Li Xianming menarik Jenderal Wang ke samping, diam-diam menyelipkan sebatang perak ke tangannya. Ia berkata, "Apa yang dikatakan Jenderal Wang itu keliru. Kami ini orang jujur, kedai kecil ini hanyalah untuk mencari nafkah, mana berani melakukan pembunuhan atau kejahatan?"
Li Xianming menunjuk puluhan pelanggan di luar, "Lagipula, lihatlah begitu banyak tamu yang ingin masuk minum. Pasukan Jenderal berdiri gagah di sini, jika membuat para tamu ketakutan, bukankah itu merepotkan? Jika mereka mengadu pada penguasa kota, Jenderal pun akan kesulitan memberi penjelasan, bukan?"
Wajah Jenderal Wang menegang, matanya membelalak, "Kau mengancamku?"
Li Xianming buru-buru menambah sebatang perak lagi ke tangan Jenderal Wang, "Sama sekali tidak, sama sekali tidak. Jika Jenderal Wang ada waktu, silakan berkunjung ke kediaman keluarga Li, aku pasti akan menjamu dengan baik."
Jenderal Wang melirik sekilas puluhan tamu di luar, lalu memberi isyarat kepada para prajurit untuk mundur. Begitu para prajurit pergi, suasana di depan Kedai Anggur Lupa Duka kembali ramai seperti biasa. Para tamu pun berbondong-bondong masuk, minum anggur, berbincang, dan bercengkerama.

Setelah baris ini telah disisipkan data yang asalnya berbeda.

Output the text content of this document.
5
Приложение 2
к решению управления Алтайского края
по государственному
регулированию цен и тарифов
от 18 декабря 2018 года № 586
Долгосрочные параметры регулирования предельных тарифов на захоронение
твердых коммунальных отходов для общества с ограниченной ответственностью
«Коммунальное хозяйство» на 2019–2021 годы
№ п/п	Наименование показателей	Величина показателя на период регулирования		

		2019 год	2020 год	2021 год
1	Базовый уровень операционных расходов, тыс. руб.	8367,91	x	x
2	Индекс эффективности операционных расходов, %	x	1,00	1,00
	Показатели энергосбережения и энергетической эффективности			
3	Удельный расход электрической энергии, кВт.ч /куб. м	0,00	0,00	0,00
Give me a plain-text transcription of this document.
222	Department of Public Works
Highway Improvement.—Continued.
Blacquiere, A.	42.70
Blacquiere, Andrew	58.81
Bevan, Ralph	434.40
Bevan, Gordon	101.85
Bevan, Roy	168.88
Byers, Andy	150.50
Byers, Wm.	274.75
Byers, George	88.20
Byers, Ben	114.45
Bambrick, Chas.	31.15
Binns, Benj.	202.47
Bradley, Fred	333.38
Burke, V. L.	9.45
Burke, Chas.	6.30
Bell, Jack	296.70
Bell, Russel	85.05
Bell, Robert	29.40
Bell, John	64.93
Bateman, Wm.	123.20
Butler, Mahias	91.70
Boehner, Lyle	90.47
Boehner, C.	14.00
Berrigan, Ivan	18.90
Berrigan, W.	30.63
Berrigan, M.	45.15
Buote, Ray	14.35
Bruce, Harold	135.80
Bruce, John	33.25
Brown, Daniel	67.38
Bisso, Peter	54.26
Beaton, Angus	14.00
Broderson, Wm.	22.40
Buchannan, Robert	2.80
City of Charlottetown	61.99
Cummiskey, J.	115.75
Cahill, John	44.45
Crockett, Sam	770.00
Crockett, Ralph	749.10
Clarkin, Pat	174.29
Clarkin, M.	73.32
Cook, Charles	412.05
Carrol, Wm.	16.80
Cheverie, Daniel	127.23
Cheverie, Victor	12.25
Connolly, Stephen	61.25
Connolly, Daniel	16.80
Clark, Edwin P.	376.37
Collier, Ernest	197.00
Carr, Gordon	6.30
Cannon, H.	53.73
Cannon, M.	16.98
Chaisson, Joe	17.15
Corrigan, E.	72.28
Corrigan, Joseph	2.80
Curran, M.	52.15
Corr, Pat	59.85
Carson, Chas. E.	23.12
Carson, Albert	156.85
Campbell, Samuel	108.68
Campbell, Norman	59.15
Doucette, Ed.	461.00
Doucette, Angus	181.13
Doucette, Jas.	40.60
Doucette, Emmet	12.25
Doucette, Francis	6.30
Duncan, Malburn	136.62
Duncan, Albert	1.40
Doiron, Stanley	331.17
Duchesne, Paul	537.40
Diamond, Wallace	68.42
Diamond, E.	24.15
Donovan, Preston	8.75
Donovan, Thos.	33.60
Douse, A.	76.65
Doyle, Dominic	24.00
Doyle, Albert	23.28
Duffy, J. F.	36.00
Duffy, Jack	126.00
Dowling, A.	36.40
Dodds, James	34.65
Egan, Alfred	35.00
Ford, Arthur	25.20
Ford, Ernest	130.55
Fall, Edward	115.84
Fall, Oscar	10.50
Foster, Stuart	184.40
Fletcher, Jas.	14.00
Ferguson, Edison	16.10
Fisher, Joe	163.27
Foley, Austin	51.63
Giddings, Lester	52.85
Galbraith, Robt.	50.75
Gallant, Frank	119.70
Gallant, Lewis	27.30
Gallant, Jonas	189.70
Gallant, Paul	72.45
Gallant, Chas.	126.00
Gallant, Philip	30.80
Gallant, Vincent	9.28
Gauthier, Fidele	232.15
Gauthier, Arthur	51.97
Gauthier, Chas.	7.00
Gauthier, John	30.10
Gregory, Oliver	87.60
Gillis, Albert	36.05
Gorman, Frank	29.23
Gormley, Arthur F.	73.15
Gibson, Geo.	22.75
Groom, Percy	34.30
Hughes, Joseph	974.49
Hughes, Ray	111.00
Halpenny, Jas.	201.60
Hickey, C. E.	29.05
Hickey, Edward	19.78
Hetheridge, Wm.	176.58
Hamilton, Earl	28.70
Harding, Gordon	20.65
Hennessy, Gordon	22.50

Li Xianming dan A Si masuk kembali ke dalam kedai. A Si membungkuk pada Li Xianming, "Terima kasih banyak atas bantuan Tuan Muda Li. Saya sangat berterima kasih."
Li Xianming segera membantu A Si berdiri, "Melihat ketidakadilan di jalan dan membantu, itu sudah kewajiban para perantau. Lagi pula, lelaki gendut itu aku yang membunuh, jadi aku yang seharusnya meminta maaf karena membuat masalah di kedai kalian."
Sembari berkata, Li Xianming mengeluarkan lima batang perak dan meletakkannya di atas meja.
A Si melirik perak itu dan mendorongnya kembali ke hadapan Li Xianming. "Tuan terlalu sopan. Siapa pun yang datang minum ke Kedai Anggur Lupa Duka adalah tamu kami. Melindungi keselamatan tamu adalah tanggung jawab kami, Tuan tidak perlu berterima kasih."
Li Xianming tersenyum dan menerima kembali perak itu. "Kedai Anggur Lupa Duka memang layak jadi kedai terbesar di Kota Qianzhou. Jika suatu saat kedai ini mendapat kesulitan, selama keluarga Li mampu menolong, aku pasti tak akan menolak."
A Si membungkuk dengan hormat, "Kalau begitu, saya mengucapkan terima kasih sebelumnya kepada Tuan Muda Li."
Dengan demikian, berkat kerja sama antara Li Xianming dan A Si, kasus pembunuhan itu pun berhasil ditutupi untuk sementara.